SURABAYA -- Teka-teki berapa besaran kenaikan harga bahan bakar minyak (BBM) masih belum terjawab. Pemerintah enggan berkomentar kapan dan berapa angka kenaikannya.
Namun, Direktur Pemasaran dan Niaga Pertamina Hanung Budya menjelaskan, Kamis (6/11), mengacu Mean Of Plats Singapore (MOPS), harga keekonomian BBM jenis Premium hanya Rp 8.600 per liter atau selisih Rp 2.100 dibanding yang djual di dalam negeri saat ini. Besaran itu mengacu pada harga BBM dunia terakhir pada MOPS yang berkisar 92 dolar AS per barel atau turun sekitar 18 dolar AS dari September lalu 110 dolar AS per barel.
Hanung mengakui, kenaikan harga BBM bersubsidi akan memangkas defisit kuota BBM. Tanpa upaya pengendalian, akan terjadi defisit sebesar 1,9 juta kiloliter (kl). "Jika pemerintah menaikkan BBM, katakanlah dengan selisih Rp 1.000 dengan harga keekonomian (atau sekitar Rp 7.600 per liter), defisit bisa ditekan menjadi 1,6 juta kl," ujar Hanung ketika melakukan inspeksi di Surabaya, kemarin.
Hanung menambahkan, saat ini stok BBM bersubsidi jenis Premium hanya cukup sampai 20 Desember, sedangkan solar diyakini habis pada 23 Desember. Tim transisi Presiden Joko Widodo (Jokowi) pernah menyebutkan rencana kenaikan sebesar Rp 3.000 per liter. Dengan harga Premium saat ini Rp 6.500 per liter, pascakenaikan bensin akan dijual Rp 9.500 per liter atau lebih besar Rp 600 dari harga keekonomian seperti disebutkan Hanung, Rp 8.600.
Baik Menko Perekonomian Sofyan Djalil maupun Wapres Jusuf Kalla tak menampik jika penghitungan besaran kenaikan BBM mempertimbangkan anjloknya harga minyak dunia.

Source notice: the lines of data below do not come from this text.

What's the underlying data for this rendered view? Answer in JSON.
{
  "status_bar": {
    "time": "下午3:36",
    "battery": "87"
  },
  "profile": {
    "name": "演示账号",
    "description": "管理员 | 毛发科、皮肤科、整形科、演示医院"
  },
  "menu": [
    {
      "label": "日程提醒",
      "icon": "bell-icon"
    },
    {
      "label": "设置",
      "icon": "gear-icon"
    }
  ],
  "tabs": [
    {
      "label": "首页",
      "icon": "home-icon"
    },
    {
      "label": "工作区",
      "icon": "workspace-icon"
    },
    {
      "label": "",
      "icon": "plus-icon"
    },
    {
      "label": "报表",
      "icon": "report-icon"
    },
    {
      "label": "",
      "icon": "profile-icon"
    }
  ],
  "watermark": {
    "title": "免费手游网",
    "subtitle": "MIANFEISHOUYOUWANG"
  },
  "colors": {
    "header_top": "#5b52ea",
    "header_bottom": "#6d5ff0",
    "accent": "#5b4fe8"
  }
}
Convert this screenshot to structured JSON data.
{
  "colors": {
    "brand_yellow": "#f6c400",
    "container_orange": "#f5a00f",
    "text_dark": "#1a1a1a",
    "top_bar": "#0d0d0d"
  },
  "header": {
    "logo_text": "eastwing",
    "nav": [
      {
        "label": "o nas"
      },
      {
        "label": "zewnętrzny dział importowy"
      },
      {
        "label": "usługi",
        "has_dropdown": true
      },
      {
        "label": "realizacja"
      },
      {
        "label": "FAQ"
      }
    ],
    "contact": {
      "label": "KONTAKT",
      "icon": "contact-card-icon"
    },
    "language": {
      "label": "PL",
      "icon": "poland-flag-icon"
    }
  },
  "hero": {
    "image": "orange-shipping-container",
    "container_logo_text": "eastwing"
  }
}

Kendati Menteri Keuangan Bambang Brodjonegoro mengingatkan pelemahan nilai tukar rupiah terhadap dolar AS yang juga memengaruhi anggaran.
Sofyan Djalil meminta masyarakat menunggu soal besaran kenaikan BBM. "Kalau soal harganya jadi berapa, akan diumumkan. Tunggu saja ya," ujarnya. Namun, Sofyan menilai kenaikan BBM merupakan hal mendesak di tengah semakin menipisnya kuota dan subsidi yang tidak tepat sasaran.
Pengamat ekonomi Enny Sri Hartati berharap pemerintah mau melakukan transparansi terkait kenaikan harga BBM. Masyarakat, kata dia, perlu tahu seberapa besar BBM bersubsidi membebani anggaran dengan kondisi saat ini. "Harus ada transparansi. Misalnya, berapa harga biaya pokok untuk menghasilkan satu liter Premium," kata Enny kepada Republika.
Secara terpisah, politikus PDI Perjuangan Rieke Diah Pitaloka mengatakan, sikap resmi PDIP terkait kenaikan harga bahan bakar minyak (BBM) masih menunggu Ketua Umum Megawati Soekarnoputri. "Sampai saat ini kita belum ada perintah dari pimpinan partai atau ketua umum (Megawati) untuk persoalan BBM ini," katanya di Kompleks Parlemen Senayan, Jakarta, Kamis (6/11).